Of course it doesn’t give “one right answer.” Were that the case, we could use the Socratic method to solve the budget deficit, economic policy, gun control, environmental law, and everything in the world because it would give us the agreed upon “one right answer.”
It helps solve a condition upon which to proceed in the sense that it fleshes out someone’s view and helps them restate their argument in a proper manner. For example:
Suppose we are having a debate about abortion. A student says that she favors legal abortion because “A woman should have the right to control her own body.” That’s a pretty vague statement, so the professor might say something like, “Well, do you believe a woman has a right to take her own body and run naked down the middle of the interstate during rush hour?” The student would like answer no on some sort of public safety or public nudity ground. Depending on the answer, the student would restate his position along the lines of “A woman has the right to control her own body so long as it doesn’t pose a threat of harm to another person.”
So, by Socratic questioning, the professor has made the student think about the absolute position she took and modify her broad statement into something more manageable. Now, of course, this continues into whether the fetus is “another person” who is harmed and further redefines the statement. (This is also used on a student who advocates a pro-life position and talks about “murder.” How is it murder? Do you think the death penalty is murder? etc)
In the end, not everyone agrees on the outcome or even the correct question, but it helps a student take what is an abstract sound bite and allows her to explore the bounds of her broad statement and contract it. At times, opinions can be changed by thinking critically in this manner.
I’m not sure what the OP thinks Socratic Dialogue actually is, but it must be something like this:
Bart: Uh, say, are you guys crooks? Fat Tony: Bart, is it wrong to steal a loaf of bread to feed your starving family? Bart: No. Fat Tony: Well, suppose you got a large starving family. Is it wrong to steal a truckload of bread to feed them? Bart: Uh-uh.
Fat Tony: And, what if your family don’t like bread? What if they like…cigarettes? Bart: I guess that’s okay. Fat Tony: Now, what if instead of giving them away, you sold them at a price that was practically giving them away. Would that be a crime, Bart? Bart: Hell, no!

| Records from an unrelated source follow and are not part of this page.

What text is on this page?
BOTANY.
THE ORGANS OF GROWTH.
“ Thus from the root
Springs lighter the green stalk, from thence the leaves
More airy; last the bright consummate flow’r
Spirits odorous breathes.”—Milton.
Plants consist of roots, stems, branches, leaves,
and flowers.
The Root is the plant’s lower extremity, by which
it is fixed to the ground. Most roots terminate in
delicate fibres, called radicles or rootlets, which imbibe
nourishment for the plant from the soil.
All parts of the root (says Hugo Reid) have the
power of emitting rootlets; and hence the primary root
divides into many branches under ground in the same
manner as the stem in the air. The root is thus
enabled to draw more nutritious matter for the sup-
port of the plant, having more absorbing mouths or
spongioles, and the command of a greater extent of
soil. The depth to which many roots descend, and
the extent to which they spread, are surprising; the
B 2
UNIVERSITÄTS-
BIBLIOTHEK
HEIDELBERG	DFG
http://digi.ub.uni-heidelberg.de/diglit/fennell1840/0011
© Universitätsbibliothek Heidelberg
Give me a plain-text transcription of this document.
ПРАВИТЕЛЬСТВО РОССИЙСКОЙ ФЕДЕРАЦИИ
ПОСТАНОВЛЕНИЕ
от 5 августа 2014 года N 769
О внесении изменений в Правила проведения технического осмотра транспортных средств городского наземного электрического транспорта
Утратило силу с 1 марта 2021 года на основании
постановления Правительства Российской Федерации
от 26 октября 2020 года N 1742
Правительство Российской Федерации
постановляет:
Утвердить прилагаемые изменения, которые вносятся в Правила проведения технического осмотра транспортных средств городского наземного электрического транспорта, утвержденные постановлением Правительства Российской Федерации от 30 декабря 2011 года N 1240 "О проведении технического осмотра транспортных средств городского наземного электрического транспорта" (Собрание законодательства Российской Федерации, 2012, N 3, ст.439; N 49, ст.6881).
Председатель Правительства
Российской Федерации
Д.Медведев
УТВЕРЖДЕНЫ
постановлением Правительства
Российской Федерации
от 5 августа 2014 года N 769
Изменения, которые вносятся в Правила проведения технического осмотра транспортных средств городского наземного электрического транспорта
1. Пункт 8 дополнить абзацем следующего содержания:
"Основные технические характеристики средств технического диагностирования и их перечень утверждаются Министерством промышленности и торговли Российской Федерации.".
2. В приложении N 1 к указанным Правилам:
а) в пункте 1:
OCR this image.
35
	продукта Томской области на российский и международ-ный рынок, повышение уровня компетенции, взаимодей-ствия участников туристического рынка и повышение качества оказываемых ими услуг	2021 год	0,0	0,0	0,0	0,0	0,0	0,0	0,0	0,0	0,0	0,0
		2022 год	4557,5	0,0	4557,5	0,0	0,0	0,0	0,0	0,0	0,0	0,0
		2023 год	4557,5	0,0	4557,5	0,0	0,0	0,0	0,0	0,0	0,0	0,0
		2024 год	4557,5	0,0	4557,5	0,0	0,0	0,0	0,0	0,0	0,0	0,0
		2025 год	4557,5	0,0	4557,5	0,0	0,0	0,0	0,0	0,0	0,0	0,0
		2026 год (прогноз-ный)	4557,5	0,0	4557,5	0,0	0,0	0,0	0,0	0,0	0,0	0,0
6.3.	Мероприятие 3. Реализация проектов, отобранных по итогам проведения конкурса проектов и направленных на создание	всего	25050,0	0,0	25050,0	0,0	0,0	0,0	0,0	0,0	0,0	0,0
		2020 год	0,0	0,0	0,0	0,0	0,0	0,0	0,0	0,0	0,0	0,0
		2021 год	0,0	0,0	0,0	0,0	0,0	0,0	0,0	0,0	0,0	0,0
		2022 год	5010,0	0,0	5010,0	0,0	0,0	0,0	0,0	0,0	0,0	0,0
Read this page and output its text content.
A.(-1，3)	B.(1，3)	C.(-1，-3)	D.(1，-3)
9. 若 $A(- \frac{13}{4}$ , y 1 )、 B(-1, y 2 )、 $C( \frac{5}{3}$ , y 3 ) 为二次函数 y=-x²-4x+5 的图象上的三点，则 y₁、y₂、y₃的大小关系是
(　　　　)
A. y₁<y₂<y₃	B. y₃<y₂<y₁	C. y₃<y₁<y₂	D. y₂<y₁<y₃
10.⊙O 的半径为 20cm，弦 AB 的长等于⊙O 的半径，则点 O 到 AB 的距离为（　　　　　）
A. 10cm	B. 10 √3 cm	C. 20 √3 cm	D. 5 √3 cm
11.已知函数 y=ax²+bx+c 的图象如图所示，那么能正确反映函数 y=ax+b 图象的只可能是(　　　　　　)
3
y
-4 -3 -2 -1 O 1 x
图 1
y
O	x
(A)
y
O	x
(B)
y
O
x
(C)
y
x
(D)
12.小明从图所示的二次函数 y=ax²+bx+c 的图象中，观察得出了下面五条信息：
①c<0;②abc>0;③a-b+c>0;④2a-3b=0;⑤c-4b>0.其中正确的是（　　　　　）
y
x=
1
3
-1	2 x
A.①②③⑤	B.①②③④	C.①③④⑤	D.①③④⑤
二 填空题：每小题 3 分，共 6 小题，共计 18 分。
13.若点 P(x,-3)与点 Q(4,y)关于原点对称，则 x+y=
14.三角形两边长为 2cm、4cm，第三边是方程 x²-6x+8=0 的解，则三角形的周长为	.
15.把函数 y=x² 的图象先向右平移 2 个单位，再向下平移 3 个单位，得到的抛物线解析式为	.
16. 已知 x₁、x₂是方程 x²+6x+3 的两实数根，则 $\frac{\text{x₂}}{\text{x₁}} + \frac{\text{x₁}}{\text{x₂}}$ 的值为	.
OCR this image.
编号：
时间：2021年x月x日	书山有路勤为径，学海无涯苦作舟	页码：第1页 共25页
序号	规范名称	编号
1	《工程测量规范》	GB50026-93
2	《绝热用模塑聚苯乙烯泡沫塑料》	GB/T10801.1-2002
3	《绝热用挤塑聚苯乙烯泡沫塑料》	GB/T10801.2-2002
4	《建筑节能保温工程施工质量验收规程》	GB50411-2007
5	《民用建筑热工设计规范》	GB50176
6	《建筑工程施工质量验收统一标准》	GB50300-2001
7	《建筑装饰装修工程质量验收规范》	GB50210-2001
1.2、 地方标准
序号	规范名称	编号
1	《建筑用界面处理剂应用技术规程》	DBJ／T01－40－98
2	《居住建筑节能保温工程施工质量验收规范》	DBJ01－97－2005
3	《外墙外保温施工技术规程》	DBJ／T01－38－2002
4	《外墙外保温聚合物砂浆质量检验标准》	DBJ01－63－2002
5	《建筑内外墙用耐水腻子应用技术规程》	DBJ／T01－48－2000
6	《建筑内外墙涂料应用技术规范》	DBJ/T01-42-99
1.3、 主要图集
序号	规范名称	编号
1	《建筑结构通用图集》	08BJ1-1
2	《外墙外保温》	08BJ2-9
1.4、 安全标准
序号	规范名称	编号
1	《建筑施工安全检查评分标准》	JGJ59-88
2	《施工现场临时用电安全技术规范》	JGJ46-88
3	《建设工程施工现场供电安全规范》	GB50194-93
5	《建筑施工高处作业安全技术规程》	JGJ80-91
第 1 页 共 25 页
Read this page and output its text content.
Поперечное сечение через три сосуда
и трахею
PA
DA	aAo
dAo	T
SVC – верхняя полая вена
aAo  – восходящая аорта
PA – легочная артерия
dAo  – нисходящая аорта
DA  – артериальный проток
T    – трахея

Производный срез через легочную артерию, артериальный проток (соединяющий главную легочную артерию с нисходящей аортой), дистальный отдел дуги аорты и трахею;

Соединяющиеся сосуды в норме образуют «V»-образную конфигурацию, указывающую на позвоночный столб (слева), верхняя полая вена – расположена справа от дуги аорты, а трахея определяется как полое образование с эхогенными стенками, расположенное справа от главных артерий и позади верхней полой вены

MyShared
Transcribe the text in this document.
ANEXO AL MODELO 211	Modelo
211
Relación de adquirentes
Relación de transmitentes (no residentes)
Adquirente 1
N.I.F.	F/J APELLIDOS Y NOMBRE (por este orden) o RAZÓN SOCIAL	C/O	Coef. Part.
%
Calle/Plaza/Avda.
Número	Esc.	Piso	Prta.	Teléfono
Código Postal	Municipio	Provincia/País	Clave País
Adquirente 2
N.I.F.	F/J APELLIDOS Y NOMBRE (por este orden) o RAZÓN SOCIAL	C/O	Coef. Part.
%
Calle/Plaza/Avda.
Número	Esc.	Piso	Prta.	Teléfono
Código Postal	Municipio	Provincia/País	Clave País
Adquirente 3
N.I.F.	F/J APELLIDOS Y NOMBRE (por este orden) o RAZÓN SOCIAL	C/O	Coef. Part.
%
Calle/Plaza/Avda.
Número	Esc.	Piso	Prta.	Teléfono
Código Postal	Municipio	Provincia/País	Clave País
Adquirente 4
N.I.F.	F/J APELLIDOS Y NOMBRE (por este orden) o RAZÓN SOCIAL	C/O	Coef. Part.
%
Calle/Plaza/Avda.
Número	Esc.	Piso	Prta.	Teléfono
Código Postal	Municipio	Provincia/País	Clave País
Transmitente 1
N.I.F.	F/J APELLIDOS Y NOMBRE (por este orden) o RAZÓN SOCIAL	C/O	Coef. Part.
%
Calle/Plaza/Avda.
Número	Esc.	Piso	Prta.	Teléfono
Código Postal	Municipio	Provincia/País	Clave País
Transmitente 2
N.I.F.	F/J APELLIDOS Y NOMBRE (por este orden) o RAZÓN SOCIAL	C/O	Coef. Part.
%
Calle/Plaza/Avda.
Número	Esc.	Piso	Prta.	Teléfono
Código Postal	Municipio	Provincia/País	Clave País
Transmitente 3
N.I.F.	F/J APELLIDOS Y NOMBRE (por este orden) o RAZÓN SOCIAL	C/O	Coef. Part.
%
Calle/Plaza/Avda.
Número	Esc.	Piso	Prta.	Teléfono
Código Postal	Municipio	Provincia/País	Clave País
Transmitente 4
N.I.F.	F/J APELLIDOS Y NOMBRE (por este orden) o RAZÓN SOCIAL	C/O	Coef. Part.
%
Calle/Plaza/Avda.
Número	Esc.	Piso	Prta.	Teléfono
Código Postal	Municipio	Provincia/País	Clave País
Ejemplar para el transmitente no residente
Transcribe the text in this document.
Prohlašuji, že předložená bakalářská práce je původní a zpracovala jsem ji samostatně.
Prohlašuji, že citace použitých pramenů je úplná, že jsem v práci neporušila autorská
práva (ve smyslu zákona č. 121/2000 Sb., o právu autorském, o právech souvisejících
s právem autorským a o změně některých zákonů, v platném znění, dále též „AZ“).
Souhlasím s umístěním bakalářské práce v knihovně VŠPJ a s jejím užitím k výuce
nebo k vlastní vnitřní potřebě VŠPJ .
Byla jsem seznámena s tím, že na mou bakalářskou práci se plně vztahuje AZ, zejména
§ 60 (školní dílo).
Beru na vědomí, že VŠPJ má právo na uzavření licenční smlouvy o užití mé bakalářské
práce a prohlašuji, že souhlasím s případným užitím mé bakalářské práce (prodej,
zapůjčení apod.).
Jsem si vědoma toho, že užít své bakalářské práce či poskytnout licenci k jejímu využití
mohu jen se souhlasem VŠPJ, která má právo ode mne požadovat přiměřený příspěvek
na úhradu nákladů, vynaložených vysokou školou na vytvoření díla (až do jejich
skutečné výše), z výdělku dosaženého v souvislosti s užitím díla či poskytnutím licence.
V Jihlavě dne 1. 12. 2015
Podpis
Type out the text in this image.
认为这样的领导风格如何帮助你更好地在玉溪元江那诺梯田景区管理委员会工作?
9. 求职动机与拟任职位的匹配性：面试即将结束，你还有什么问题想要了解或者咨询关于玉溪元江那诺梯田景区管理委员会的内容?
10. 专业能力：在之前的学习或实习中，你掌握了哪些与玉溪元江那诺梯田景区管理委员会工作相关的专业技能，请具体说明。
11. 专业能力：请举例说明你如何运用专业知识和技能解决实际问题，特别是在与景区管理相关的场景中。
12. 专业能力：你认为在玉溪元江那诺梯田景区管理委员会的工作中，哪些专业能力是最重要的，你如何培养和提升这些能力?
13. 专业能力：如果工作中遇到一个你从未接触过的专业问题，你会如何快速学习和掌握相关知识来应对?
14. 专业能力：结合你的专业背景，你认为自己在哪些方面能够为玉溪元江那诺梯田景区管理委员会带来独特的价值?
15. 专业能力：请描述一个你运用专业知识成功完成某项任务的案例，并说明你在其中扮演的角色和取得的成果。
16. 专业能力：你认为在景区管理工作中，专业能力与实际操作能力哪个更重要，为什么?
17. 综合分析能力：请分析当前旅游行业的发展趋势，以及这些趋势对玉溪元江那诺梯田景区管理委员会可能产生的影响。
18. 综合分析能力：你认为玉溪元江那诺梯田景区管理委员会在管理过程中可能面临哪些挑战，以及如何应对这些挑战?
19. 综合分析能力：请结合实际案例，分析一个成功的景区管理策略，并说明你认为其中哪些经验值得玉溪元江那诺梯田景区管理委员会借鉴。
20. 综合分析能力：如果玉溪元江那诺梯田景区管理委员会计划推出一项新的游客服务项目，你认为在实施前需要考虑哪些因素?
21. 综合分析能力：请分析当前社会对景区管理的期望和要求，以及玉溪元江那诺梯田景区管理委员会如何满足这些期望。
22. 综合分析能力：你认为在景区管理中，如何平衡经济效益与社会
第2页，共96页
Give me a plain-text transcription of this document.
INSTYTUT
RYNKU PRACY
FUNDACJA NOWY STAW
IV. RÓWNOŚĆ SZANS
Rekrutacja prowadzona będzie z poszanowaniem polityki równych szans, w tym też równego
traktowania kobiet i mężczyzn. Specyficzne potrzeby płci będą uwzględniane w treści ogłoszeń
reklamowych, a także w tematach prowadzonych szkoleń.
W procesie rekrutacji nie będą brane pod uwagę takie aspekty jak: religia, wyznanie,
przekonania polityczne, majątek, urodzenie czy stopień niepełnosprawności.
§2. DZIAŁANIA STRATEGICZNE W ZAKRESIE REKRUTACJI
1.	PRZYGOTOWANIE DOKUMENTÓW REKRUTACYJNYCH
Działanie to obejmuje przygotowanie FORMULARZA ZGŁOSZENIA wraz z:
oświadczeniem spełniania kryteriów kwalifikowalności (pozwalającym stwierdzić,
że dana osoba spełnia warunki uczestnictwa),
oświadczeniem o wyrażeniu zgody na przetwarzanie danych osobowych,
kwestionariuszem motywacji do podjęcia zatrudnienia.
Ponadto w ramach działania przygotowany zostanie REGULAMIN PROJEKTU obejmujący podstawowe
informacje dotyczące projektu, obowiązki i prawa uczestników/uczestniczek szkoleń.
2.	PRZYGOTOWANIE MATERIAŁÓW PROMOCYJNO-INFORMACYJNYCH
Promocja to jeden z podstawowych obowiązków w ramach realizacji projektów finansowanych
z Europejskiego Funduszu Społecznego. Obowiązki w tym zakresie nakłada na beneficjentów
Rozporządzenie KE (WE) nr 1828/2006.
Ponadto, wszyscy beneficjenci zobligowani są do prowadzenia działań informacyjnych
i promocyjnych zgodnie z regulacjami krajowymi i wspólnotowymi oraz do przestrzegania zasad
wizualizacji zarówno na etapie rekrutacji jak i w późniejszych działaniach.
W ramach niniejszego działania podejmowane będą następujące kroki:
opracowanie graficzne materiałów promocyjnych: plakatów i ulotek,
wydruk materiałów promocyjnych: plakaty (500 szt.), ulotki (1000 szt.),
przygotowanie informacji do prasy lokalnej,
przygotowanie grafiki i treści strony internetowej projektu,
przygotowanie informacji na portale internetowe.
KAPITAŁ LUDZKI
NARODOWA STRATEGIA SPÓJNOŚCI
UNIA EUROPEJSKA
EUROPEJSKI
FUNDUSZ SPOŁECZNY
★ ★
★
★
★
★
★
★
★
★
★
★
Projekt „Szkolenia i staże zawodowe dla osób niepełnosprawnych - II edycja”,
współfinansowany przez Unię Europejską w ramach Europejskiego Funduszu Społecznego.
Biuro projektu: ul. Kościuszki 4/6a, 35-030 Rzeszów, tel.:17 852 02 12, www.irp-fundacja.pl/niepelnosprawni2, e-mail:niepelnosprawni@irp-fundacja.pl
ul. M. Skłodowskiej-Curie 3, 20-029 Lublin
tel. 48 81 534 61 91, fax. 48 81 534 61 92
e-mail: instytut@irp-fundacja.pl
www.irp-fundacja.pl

Socrates wasn’t executed, he drank tea made with Hemlock prescribed by a jury of his peers, the charge was insulting the gods which he was actually guilty of. He was just surprised religious nuttery and tradition trumped sound logic. So yeah, not his best moment but of valuable lesson through the ages. Most deaths mean far less to posterity.
Oh, please! How does being made, by state authorities, to drink poison not amount to execution? :rolleyes:
The charges were failing to worship the gods and corrupting the youth, but anyone who knows anything about it will tell you that these were bogus charges. Socrates was certainly no atheist, and ws a corrupter of youth only inasmuch as he made the young men who admired him question conventional wisdom (and he was far from being the only man in Athens in his time to do that). He was executed because he was (or had been) aligned with the wrong political faction, and because, as ElvisL1ves says, because he had pissed a lot of people off.